Evet ilk iPhone bir devrimdi. İnsanlık hızla mobilleşti. Sürekli online olmanın elzem olduğu zehrini kana kana içtik. Ancak aradan geçen 18 yıl geçti mobilleşmenin de ötesine geçildi.
Dostumuz ve Dezenformasyonla Mücadele Merkezi Koordinatörü İdris Kardaş önceki gün sosyal medyasından yaptığı paylaşımda şöyle diyordu:
“Son günlerde yeni bir durum ile karşı karşıyayız. Durum değil de tehdit demek daha doğru olur kanımca.”
Bu yeni durum; savaş, saldırı ya da işgal girişimi değil. Bu yeni durumu bizler inşa ettik ve tehdit de bizzat bizleriz.
Çünkü yapay zeka maharetiyle, gerçekten ayırt edilemeyecek imkansızlıkta videolar üretilmeye başlandı. Google’ın geliştirdiği ve Türkiye’de de aktif edilen yapay zeka aracı “Veo3” ile üretilen sokak röportajı görünümlü üretim videolar özellikle Instagram ve Tiktok’taki tüm akışı ele geçirdi.

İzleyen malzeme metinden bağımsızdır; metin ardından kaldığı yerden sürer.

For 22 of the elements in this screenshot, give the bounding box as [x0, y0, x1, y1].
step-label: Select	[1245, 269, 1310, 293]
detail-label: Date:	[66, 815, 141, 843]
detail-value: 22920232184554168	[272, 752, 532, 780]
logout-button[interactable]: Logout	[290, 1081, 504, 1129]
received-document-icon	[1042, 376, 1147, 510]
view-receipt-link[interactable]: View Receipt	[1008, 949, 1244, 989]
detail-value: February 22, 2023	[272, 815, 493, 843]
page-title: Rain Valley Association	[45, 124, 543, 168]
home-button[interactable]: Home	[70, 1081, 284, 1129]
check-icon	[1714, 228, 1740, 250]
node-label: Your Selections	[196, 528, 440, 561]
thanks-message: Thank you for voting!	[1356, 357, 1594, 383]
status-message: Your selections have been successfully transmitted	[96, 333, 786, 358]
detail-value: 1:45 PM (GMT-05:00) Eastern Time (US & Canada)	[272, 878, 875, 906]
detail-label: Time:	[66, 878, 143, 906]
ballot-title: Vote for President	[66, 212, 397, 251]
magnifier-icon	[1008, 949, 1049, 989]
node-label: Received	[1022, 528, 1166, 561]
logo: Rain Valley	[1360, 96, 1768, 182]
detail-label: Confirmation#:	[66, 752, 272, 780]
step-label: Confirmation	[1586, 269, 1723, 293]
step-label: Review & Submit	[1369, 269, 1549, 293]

Kayıtlara geçsin istiyorum; içinde bulunduğumuz 2025 yılının haziran ayını gelecekte insanlığın geri dönülmez bir yola girişinin tarihi olarak hatırlayacağız. Geçmişi, anılarımızı, gerçekliklerle dolu günlerimizi hatırlama yetilerimizi yitirmezsek tabii.

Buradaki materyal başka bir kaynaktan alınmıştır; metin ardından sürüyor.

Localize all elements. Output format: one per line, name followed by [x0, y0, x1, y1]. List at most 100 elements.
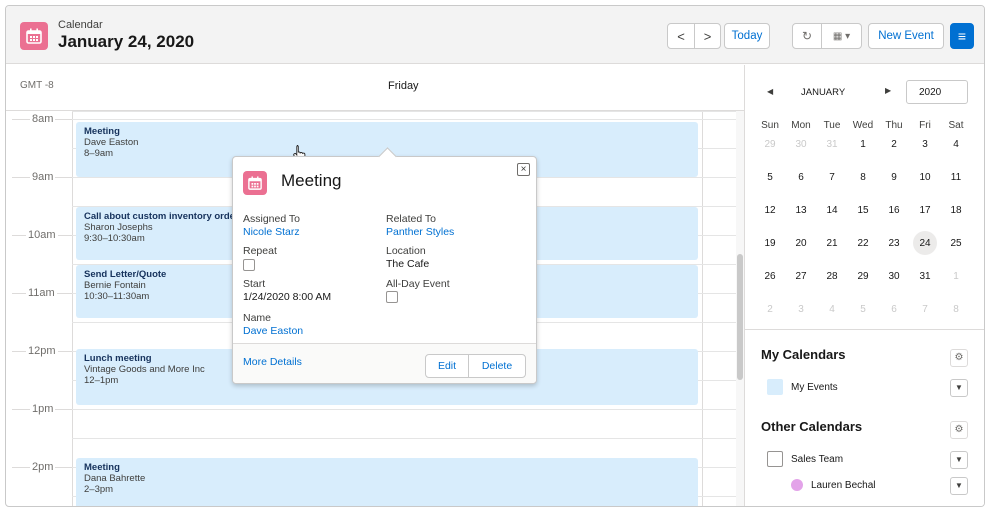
mini-calendar-day[interactable]: 15	[846, 199, 880, 223]
weekday-label: Wed	[852, 120, 874, 131]
mini-calendar-day[interactable]: 4	[815, 298, 849, 322]
edit-button[interactable]: Edit	[425, 354, 469, 378]
view-controls-group: ↻ ▦ ▾	[792, 23, 862, 49]
mini-calendar-day[interactable]: 26	[753, 265, 787, 289]
close-icon[interactable]: ×	[517, 163, 530, 176]
event-title: Meeting	[84, 126, 120, 137]
prev-day-button[interactable]: <	[668, 24, 694, 48]
my-calendars-gear-icon[interactable]: ⚙	[950, 349, 968, 367]
my-events-swatch[interactable]	[767, 379, 783, 395]
repeat-checkbox	[243, 259, 255, 271]
calendar-app: Calendar January 24, 2020 < > Today ↻ ▦ …	[5, 5, 985, 507]
popover-footer: More Details Edit Delete	[233, 343, 536, 383]
mini-calendar-day[interactable]: 12	[753, 199, 787, 223]
mini-calendar-day[interactable]: 10	[908, 166, 942, 190]
mini-calendar-day[interactable]: 1	[846, 133, 880, 157]
sales-team-caret-icon[interactable]: ▼	[950, 451, 968, 469]
mini-calendar-day[interactable]: 21	[815, 232, 849, 256]
mini-calendar-day[interactable]: 27	[784, 265, 818, 289]
related-to-link[interactable]: Panther Styles	[386, 226, 454, 238]
mini-calendar-day[interactable]: 11	[939, 166, 973, 190]
sales-team-checkbox[interactable]	[767, 451, 783, 467]
mini-calendar-day[interactable]: 8	[939, 298, 973, 322]
grid-line	[72, 111, 736, 112]
mini-calendar-day[interactable]: 31	[815, 133, 849, 157]
hour-label: 2pm	[30, 461, 56, 473]
my-events-caret-icon[interactable]: ▼	[950, 379, 968, 397]
hour-label: 12pm	[26, 345, 58, 357]
mini-calendar-day[interactable]: 6	[784, 166, 818, 190]
mini-calendar-day[interactable]: 16	[877, 199, 911, 223]
my-calendars-title: My Calendars	[761, 347, 846, 362]
next-day-button[interactable]: >	[694, 24, 720, 48]
mini-calendar-day[interactable]: 23	[877, 232, 911, 256]
mini-calendar-day[interactable]: 19	[753, 232, 787, 256]
mini-calendar-day[interactable]: 5	[753, 166, 787, 190]
grid-line	[72, 119, 736, 120]
lauren-color-dot[interactable]	[791, 479, 803, 491]
mini-calendar-day[interactable]: 13	[784, 199, 818, 223]
more-details-link[interactable]: More Details	[243, 356, 302, 368]
other-calendars-gear-icon[interactable]: ⚙	[950, 421, 968, 439]
mini-calendar-day[interactable]: 29	[846, 265, 880, 289]
mini-calendar-day[interactable]: 8	[846, 166, 880, 190]
mini-calendar-day[interactable]: 6	[877, 298, 911, 322]
new-event-button[interactable]: New Event	[868, 23, 944, 49]
mini-calendar-day[interactable]: 30	[877, 265, 911, 289]
mini-calendar-day[interactable]: 3	[784, 298, 818, 322]
grid-line	[72, 409, 736, 410]
calendar-view-icon[interactable]: ▦ ▾	[821, 24, 861, 48]
popover-title: Meeting	[281, 171, 342, 190]
next-month-icon[interactable]: ▶	[885, 86, 891, 95]
mini-calendar-day[interactable]: 18	[939, 199, 973, 223]
mini-calendar-day[interactable]: 24	[908, 232, 942, 256]
mini-calendar-day[interactable]: 22	[846, 232, 880, 256]
mini-calendar-day[interactable]: 30	[784, 133, 818, 157]
side-panel: ◀ JANUARY ▶ 2020 Sun Mon Tue Wed Thu Fri…	[744, 65, 984, 506]
mini-calendar-day[interactable]: 3	[908, 133, 942, 157]
lauren-caret-icon[interactable]: ▼	[950, 477, 968, 495]
event-title: Meeting	[84, 462, 120, 473]
mini-calendar-day[interactable]: 28	[815, 265, 849, 289]
mini-calendar-day[interactable]: 5	[846, 298, 880, 322]
event-detail-popover: × Meeting Assigned To Nicole Starz Relat…	[232, 156, 537, 384]
year-select[interactable]: 2020	[906, 80, 968, 104]
mini-calendar-day[interactable]: 31	[908, 265, 942, 289]
mini-calendar-day[interactable]: 2	[877, 133, 911, 157]
mini-calendar-day[interactable]: 7	[908, 298, 942, 322]
refresh-icon[interactable]: ↻	[793, 24, 821, 48]
mini-calendar-day[interactable]: 9	[877, 166, 911, 190]
mini-calendar-day[interactable]: 14	[815, 199, 849, 223]
grid-left-border	[72, 111, 73, 506]
day-name: Friday	[388, 80, 419, 92]
day-header: GMT -8 Friday	[6, 65, 744, 111]
weekday-label: Thu	[885, 120, 903, 131]
event-meeting-dana[interactable]: Meeting Dana Bahrette 2–3pm	[76, 458, 698, 506]
assigned-to-link[interactable]: Nicole Starz	[243, 226, 300, 238]
mini-calendar-day[interactable]: 29	[753, 133, 787, 157]
scrollbar-thumb[interactable]	[737, 254, 743, 380]
all-day-label: All-Day Event	[386, 278, 450, 290]
page-subtitle: Calendar	[58, 19, 103, 31]
assigned-to-label: Assigned To	[243, 213, 301, 225]
prev-month-icon[interactable]: ◀	[767, 87, 773, 96]
event-time: 2–3pm	[84, 484, 114, 495]
grid-line	[72, 438, 736, 439]
mini-calendar-day[interactable]: 7	[815, 166, 849, 190]
menu-icon[interactable]: ≡	[950, 23, 974, 49]
today-button[interactable]: Today	[724, 23, 770, 49]
mini-calendar-day[interactable]: 20	[784, 232, 818, 256]
mini-calendar-day[interactable]: 4	[939, 133, 973, 157]
mini-calendar-day[interactable]: 25	[939, 232, 973, 256]
start-value: 1/24/2020 8:00 AM	[243, 291, 332, 303]
related-to-label: Related To	[386, 213, 437, 225]
lauren-bechal-label: Lauren Bechal	[811, 480, 876, 491]
mini-calendar-day[interactable]: 17	[908, 199, 942, 223]
location-label: Location	[386, 245, 426, 257]
delete-button[interactable]: Delete	[468, 354, 526, 378]
mini-calendar-day[interactable]: 2	[753, 298, 787, 322]
hour-label: 9am	[30, 171, 56, 183]
name-link[interactable]: Dave Easton	[243, 325, 303, 337]
mini-calendar-day[interactable]: 1	[939, 265, 973, 289]
hour-label: 10am	[26, 229, 58, 241]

Peki ne var bu videolarda? Yok, yok. Sizlerin de önüne mutlaka düşmüştür. İdris Kardaş şöyle gözlemlemiş:
“Sokak röportajlarından kesitler, sempatik hayvan videoları, olağanüstü doğa videoları, aksanlı İngilizce konuşan yaşlı insanlar, köylerde Anadolu’nun farklı şiveleriyle sohbet eden amcalar teyzeler gibi aslında hiç var olmayan bir evrenden görüntüler çıkıyor karşımıza. Köpekbalığını seven yaşlı amca videosu gibilerini kolayca eleyebiliyoruz. Ama özellikle sokak röportajları ya da bizi öfkelendiren, üzen, kızdıran, güldüren ve gerçekten de çok gerçekçi duran görüntülere karşı çok savunmasızız.”

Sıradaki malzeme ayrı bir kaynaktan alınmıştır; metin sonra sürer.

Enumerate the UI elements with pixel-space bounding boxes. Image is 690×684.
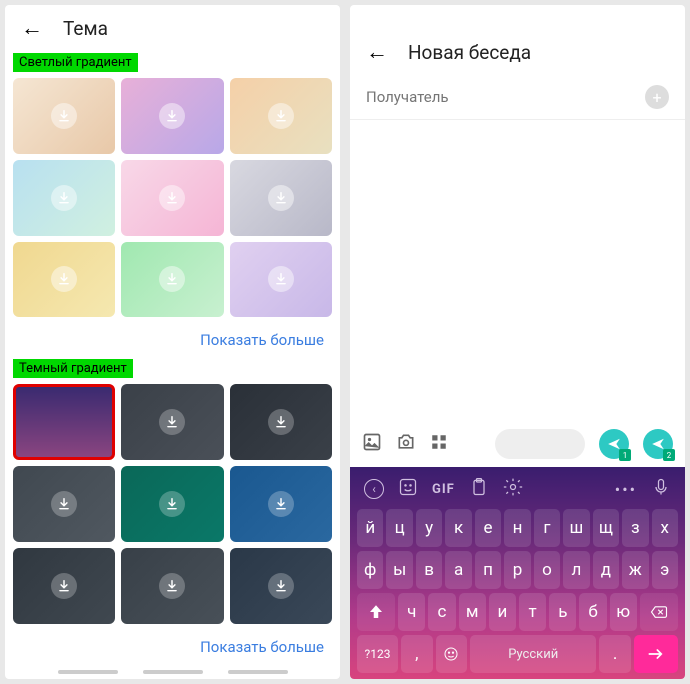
key-щ[interactable]: щ [593, 509, 619, 547]
theme-tile[interactable] [121, 160, 223, 236]
key-х[interactable]: х [652, 509, 678, 547]
key-ь[interactable]: ь [549, 593, 576, 631]
camera-icon[interactable] [396, 432, 416, 457]
theme-tile[interactable] [230, 160, 332, 236]
message-area [350, 120, 685, 421]
mic-icon[interactable] [651, 477, 671, 501]
theme-tile[interactable] [121, 548, 223, 624]
header: ← Новая беседа [350, 29, 685, 75]
comma-key[interactable]: , [401, 635, 433, 673]
period-key[interactable]: . [599, 635, 631, 673]
apps-icon[interactable] [430, 433, 448, 456]
settings-icon[interactable] [503, 477, 523, 501]
page-title: Тема [63, 17, 108, 40]
send-button-1[interactable]: 1 [599, 429, 629, 459]
theme-tile[interactable] [230, 384, 332, 460]
add-recipient-icon[interactable]: + [645, 85, 669, 109]
key-ж[interactable]: ж [622, 551, 648, 589]
section-light-gradient: Светлый градиент [13, 53, 138, 72]
nav-indicator [5, 664, 340, 679]
gallery-icon[interactable] [362, 432, 382, 457]
theme-tile[interactable] [230, 78, 332, 154]
back-icon[interactable]: ← [366, 39, 388, 65]
recipient-row: + [350, 75, 685, 120]
shift-key[interactable] [357, 593, 395, 631]
key-ч[interactable]: ч [398, 593, 425, 631]
theme-tile[interactable] [13, 548, 115, 624]
key-ц[interactable]: ц [386, 509, 412, 547]
key-и[interactable]: и [489, 593, 516, 631]
backspace-key[interactable] [640, 593, 678, 631]
theme-tile[interactable] [121, 384, 223, 460]
key-у[interactable]: у [416, 509, 442, 547]
key-ф[interactable]: ф [357, 551, 383, 589]
key-а[interactable]: а [445, 551, 471, 589]
key-н[interactable]: н [504, 509, 530, 547]
send-button-2[interactable]: 2 [643, 429, 673, 459]
theme-tile[interactable] [13, 466, 115, 542]
key-е[interactable]: е [475, 509, 501, 547]
theme-tile[interactable] [13, 242, 115, 318]
key-л[interactable]: л [563, 551, 589, 589]
page-title: Новая беседа [408, 41, 531, 64]
key-с[interactable]: с [428, 593, 455, 631]
section-dark-gradient: Темный градиент [13, 359, 133, 378]
symbols-key[interactable]: ?123 [357, 635, 398, 673]
gif-button[interactable]: GIF [432, 482, 455, 497]
theme-tile[interactable] [13, 384, 115, 460]
clipboard-icon[interactable] [469, 477, 489, 501]
show-more-dark[interactable]: Показать больше [5, 630, 340, 664]
header: ← Тема [5, 5, 340, 51]
sim-badge: 2 [663, 449, 675, 461]
key-б[interactable]: б [579, 593, 606, 631]
recipient-input[interactable] [366, 88, 645, 106]
theme-tile[interactable] [230, 548, 332, 624]
key-з[interactable]: з [622, 509, 648, 547]
sticker-icon[interactable] [398, 477, 418, 501]
key-ш[interactable]: ш [563, 509, 589, 547]
theme-screen: ← Тема Светлый градиент Показать больше … [5, 5, 340, 679]
theme-tile[interactable] [13, 78, 115, 154]
statusbar [350, 5, 685, 29]
key-й[interactable]: й [357, 509, 383, 547]
theme-tile[interactable] [13, 160, 115, 236]
show-more-light[interactable]: Показать больше [5, 323, 340, 357]
message-toolbar: 1 2 [350, 421, 685, 467]
key-т[interactable]: т [519, 593, 546, 631]
key-к[interactable]: к [445, 509, 471, 547]
message-input[interactable] [495, 429, 585, 459]
back-icon[interactable]: ← [21, 15, 43, 41]
key-ю[interactable]: ю [610, 593, 637, 631]
theme-tile[interactable] [121, 242, 223, 318]
space-key[interactable]: Русский [470, 635, 596, 673]
keyboard: ‹ GIF ••• йцукенгшщзх фывапролджэ чсмить… [350, 467, 685, 679]
theme-tile[interactable] [230, 466, 332, 542]
theme-tile[interactable] [230, 242, 332, 318]
key-п[interactable]: п [475, 551, 501, 589]
theme-tile[interactable] [121, 78, 223, 154]
key-д[interactable]: д [593, 551, 619, 589]
compose-screen: ← Новая беседа + 1 2 ‹ GIF ••• йцукенгшщ… [350, 5, 685, 679]
key-г[interactable]: г [534, 509, 560, 547]
theme-tile[interactable] [121, 466, 223, 542]
key-в[interactable]: в [416, 551, 442, 589]
key-о[interactable]: о [534, 551, 560, 589]
key-э[interactable]: э [652, 551, 678, 589]
emoji-key[interactable] [436, 635, 468, 673]
dark-gradient-grid [5, 378, 340, 629]
chevron-left-icon[interactable]: ‹ [364, 479, 384, 499]
sim-badge: 1 [619, 449, 631, 461]
keyboard-toolbar: ‹ GIF ••• [354, 471, 681, 507]
more-icon[interactable]: ••• [615, 480, 637, 499]
key-р[interactable]: р [504, 551, 530, 589]
light-gradient-grid [5, 72, 340, 323]
key-ы[interactable]: ы [386, 551, 412, 589]
key-м[interactable]: м [459, 593, 486, 631]
enter-key[interactable] [634, 635, 678, 673]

Bazı üretim videolar sitelerde haber bile oldu. Dahası şu; gerçekten farksız, üretenin dilediği yorum ve analizi, sanal ama sahici karakterler üzerinden söylettiği videoların ilgi görmeleri bir yana, altında yazılan yorumlarda hakikatin artık bir hükmünün olmayacağının işaretleri var. Bu videoların yapay zeka üretimi olduğu uyarılarına birçok kullanıcı, “Ama öyle değil mi? Ben de böyle düşünüyorum” şeklinde destekleyici, yani yapay zekaya biat edildiğini ilan eden geri dönüşler yapmışlardı.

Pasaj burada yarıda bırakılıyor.